Jessie Bérubé a plaidé coupable à l'accusation d'avoir, en tant qu'officier de justice, entravé le cours de celle-ci le 26 février 2012. Ce jour-là, elle a conseillé à deux de ses clients de mentir aux enquêteurs.

Une avocate radiée coupable d'entrave à la justice

Une ex-avocate de Québec, Jessie Bérubé, vient de plaider coupable à l'accusation d'avoir entravé le cours de la justice; elle avait conseillé à deux de ses clients de se forger un alibi pour mentir aux policiers.
La femme de 31 ans revenait pour la première fois dans les corridors du palais de justice qu'elle a arpentés durant trois ans pour défendre motards et membres de gang de rue. Mais cette fois-ci, pas de toge, seulement l'habit de l'accusée.
Jessie Bérubé a plaidé coupable à l'accusation d'avoir, en tant qu'officier de justice, entravé le cours de celle-ci le 26 février 2012. Ce jour-là, elle a conseillé à deux de ses clients de mentir aux enquêteurs.
Dale Huron-Laperrière et Kim Gagné, deux criminels notoires, étaient recherchés par la police à la suite d'une introduction par effraction et d'une agression armée survenue rue de la Colombière.
«Tu dois te trouver un alibi pour vendredi au cas où les enquêteurs viendraient te voir, a écrit Me Jessie Bérubé à Huron-Laperrière. Et change de cellulaire demain», ajoutait-elle.
Les policiers ont trouvé ces conversations incriminantes en analysant les relevés téléphoniques des deux hommes.

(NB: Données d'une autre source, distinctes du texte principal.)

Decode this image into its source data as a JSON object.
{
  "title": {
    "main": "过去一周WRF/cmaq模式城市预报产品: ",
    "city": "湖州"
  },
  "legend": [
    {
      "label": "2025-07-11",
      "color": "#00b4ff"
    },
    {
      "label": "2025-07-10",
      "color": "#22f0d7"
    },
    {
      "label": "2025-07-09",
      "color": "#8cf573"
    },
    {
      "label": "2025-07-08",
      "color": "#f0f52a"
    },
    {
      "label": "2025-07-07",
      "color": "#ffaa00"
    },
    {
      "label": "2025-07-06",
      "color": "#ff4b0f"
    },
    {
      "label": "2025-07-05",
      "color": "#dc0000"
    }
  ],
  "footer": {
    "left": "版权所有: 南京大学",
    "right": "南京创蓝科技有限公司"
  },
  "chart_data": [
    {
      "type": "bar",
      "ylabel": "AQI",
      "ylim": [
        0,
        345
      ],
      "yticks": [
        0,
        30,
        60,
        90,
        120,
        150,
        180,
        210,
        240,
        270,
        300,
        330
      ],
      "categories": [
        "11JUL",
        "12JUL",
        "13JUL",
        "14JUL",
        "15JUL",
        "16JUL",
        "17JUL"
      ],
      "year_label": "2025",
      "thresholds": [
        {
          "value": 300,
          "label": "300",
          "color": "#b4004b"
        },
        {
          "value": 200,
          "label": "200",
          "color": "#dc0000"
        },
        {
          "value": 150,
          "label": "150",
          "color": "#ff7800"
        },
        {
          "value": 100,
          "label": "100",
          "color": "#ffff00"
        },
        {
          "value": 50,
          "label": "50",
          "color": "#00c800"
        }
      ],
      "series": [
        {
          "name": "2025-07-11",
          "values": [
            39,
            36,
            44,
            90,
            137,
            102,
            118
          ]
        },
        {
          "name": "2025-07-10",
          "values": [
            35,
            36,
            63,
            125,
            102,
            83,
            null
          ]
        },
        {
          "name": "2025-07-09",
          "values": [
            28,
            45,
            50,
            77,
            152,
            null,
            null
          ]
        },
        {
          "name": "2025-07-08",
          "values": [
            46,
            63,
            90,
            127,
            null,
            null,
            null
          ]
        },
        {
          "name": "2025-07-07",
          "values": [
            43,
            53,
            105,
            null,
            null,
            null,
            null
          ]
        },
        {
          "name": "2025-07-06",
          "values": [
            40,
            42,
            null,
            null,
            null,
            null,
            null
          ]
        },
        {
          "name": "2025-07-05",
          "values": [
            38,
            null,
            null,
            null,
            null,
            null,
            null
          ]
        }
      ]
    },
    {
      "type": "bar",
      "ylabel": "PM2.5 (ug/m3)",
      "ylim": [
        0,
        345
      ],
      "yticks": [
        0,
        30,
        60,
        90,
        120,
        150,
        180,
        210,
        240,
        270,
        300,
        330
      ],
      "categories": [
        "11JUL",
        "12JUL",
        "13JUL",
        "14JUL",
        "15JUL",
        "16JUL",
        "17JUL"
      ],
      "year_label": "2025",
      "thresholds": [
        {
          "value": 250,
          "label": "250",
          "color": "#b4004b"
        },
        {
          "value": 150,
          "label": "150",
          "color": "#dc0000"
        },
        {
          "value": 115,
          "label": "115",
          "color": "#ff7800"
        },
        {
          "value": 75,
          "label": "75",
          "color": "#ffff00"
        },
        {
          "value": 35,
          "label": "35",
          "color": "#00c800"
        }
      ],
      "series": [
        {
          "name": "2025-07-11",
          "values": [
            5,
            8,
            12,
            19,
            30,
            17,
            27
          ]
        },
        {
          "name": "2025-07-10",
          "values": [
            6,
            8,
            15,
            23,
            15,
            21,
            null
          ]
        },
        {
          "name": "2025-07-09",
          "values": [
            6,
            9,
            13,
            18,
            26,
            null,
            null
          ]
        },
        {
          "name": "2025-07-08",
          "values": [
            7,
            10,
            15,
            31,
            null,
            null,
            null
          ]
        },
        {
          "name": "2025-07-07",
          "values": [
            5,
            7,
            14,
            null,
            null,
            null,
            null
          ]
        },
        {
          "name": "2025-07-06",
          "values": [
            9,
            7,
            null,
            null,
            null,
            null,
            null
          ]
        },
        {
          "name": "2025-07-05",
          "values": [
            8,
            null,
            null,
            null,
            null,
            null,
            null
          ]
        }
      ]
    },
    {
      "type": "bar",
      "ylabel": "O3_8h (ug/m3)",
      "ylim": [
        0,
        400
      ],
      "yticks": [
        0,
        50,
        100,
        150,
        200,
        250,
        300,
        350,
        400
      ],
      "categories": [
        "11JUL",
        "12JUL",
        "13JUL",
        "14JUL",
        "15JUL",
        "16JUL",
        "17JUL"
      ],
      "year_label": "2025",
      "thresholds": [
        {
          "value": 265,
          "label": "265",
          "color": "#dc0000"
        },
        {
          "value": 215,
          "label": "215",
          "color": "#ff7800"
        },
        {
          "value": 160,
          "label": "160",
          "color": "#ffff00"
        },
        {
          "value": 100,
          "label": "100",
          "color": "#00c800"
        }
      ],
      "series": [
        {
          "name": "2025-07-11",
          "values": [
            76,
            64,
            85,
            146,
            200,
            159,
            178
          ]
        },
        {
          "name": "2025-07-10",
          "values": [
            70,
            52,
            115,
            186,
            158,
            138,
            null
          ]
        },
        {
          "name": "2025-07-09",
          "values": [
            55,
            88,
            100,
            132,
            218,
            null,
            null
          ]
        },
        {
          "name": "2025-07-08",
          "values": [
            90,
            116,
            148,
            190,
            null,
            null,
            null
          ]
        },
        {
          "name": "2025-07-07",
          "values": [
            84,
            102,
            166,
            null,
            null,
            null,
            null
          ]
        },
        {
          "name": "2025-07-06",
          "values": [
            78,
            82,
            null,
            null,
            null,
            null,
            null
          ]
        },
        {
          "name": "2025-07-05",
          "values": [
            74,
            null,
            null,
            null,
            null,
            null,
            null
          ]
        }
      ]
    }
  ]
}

Consommation de stupéfiants
Ils ont vite compris que Jessie Bérubé entretenait avec eux des liens qui dépassaient le cadre professionnel. «Il y avait la consommation de stupéfiants en trame de fond», a indiqué le procureur de la Couronne, Me Marc Gosselin.
Le 9 mai 2012, Jessie Bérubé s'effondre en pleine cour au palais de justice de Montmagny.
En convulsions, confuse et agressive, l'avocate est transportée en ambulance à l'hôpital pour y soigner ce qui se révélera une surdose de drogue. Durant le trajet, elle tente de lécher et de mordre les ambulanciers et doit être placée en contention.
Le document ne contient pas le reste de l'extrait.